Follow Through

Following through with what you set out to do is imperative to your success in life. Conversely, learning when it is alright to stop and cut your losses is equally important.

What brought this up? I'm glad you asked.

I was thinking about blog posts today and the idea of follow through came to mind. Beginning in 2014 I committed to posting four (4) blog entries per month. I began blogging in 2008 and have remained "fairly consistent" in my posts ranging from 19 to 54 posts per year so far. My lightest year was 2011 I had an average of 1.5 per month. Bear in mind that I didn't blog every month in that year. Some months I had several posts and other months there was a complete absence of any writing whatsoever.

Blogging 4x/per month may not sound like much, but it seemed to be a huge commitment to me. Even if I didn't actually write the article myself, posting four times each and every month seemed like a big step.

Before I decided to make that commitment, I had to ask myself, "Why do I want to do this in the first place?" Were my reasons for wanting to tackle the challenge clear to me? In this case they were, I wanted to continue to build and stay connected to the community that I was creating.  As well, I wanted to continue to share my thoughts and practice my writing skills.

It was easy for me to get intimidated about committing to four blog entries per week. Especially when I look at people like Seth Godin who blogged every single mofo'n day. Everyday. Evvvveeerrryyydddaaaaaay. E-V-E-R-Y-D-A-Y!!

And to add insult to injury, he shares really cool, insightful things, which later he often turns into books.

My fear is that I haven't gotten to the point where I can offer up a great or even good idea each and everyday. I know that it isn't that I don't have good ideas, because I do have some pretty insightful things to share. Much of it is that I have to be in that creative place where the ideas flow from me in a clear way that is understandable. Some days I'm on, others, not so much.

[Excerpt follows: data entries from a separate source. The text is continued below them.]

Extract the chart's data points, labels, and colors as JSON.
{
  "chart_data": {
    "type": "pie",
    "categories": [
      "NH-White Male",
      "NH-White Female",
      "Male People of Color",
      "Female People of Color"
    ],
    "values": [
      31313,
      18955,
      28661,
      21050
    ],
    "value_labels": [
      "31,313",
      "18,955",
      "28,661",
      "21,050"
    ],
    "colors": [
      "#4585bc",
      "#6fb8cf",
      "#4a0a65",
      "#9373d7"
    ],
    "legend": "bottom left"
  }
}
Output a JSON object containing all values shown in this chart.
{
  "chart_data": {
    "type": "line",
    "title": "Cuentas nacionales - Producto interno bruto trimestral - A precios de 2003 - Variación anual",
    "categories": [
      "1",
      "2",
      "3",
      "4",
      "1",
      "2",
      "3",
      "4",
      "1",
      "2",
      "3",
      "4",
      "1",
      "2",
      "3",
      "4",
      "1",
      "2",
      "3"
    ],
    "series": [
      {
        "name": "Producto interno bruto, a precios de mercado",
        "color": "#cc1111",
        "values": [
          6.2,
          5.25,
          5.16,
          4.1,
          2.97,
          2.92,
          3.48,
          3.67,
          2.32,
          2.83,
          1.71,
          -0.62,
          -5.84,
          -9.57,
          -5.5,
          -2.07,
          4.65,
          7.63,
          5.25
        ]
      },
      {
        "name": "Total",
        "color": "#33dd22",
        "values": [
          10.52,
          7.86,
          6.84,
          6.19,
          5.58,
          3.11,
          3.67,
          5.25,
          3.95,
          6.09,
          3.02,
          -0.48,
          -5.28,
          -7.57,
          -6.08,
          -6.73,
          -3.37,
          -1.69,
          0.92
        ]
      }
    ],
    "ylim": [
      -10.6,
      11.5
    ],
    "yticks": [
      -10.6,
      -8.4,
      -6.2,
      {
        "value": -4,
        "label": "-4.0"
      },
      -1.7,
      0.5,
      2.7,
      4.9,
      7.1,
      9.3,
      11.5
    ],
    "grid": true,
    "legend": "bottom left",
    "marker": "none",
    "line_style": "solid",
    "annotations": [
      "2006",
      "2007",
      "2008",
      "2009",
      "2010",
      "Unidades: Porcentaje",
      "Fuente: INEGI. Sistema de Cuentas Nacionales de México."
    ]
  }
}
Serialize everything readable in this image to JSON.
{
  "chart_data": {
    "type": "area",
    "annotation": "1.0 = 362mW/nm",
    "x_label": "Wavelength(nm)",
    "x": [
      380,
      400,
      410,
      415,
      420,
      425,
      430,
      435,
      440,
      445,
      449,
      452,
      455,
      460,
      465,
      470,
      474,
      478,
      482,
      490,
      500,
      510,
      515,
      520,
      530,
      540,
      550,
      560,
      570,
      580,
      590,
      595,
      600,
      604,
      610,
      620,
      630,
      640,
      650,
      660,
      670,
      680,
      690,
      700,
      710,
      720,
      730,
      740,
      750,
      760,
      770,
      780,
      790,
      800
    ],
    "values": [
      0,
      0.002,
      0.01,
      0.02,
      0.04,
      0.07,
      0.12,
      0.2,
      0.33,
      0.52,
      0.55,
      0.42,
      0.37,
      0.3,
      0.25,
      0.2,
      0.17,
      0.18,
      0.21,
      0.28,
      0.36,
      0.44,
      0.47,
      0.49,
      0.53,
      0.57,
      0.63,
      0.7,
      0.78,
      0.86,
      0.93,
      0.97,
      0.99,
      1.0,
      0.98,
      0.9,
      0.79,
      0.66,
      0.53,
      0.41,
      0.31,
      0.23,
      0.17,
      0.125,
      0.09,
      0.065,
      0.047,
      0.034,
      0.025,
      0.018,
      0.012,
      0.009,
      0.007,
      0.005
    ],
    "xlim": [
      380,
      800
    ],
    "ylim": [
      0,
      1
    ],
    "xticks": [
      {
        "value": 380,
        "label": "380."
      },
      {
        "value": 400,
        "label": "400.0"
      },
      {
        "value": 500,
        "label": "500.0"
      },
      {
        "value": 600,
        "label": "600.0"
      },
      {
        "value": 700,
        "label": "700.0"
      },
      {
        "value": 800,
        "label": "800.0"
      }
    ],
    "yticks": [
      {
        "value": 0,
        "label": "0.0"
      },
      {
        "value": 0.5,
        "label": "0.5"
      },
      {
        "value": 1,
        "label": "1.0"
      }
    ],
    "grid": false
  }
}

"The hardest thing about writing is writing." 
~Nora Ephron

I've noticed that the more consistently I wrote, the more often those good ideas came and the more clearly I could articulate them. If I waited until I "felt" like writing, I wouldn't write very often at all. BTW, this principle applies to pretty much anything. For example if I waited until I was in the mood to workout I would probably workout once every other week if I was ambitious. Rather, I discipline myself to commit to creating a habit of working out. I get better results overall, even though every single workout may not be stellar.

The concept is simple:

  1. Be mindful on what you commit to. 
  2. If you make a commitment, follow through with it.
  3. Create a habit that supports your goals. (Refer to #1!)
  4. Know what is alright to "bail out" on. (Make sure the juice is worth the squeeze! Also, refer to #1)
There is my thought of the day!

Two down, two to go for this month!

Keep going,


  1. Determining if the juice is worth the squeeze can be challenging in itself, could probably dedicate an entire blog to just that topic. I enjoy reading your blogs when they come out. They always give good food for thought.

    1. You are absolutely right! Actually I DID post an article about that! Here it is -

  2. Habits and commitments are important. And very much agreed, if we waited to do things until we felt like it, it would never get done. Another funny thing about your connection to krav, the Jewish martial art: just doing the act is a BIG thing in Judaism. Not to speak for all Jews and Judaism, but it is thought that in doing an action, you will bring about the associated emotions. In short, actions first, feeling second.

  3. Todd Henry wrote a very good book called "Accidental Creative" that focuses on the question of how to remain creative and effective for the long-term.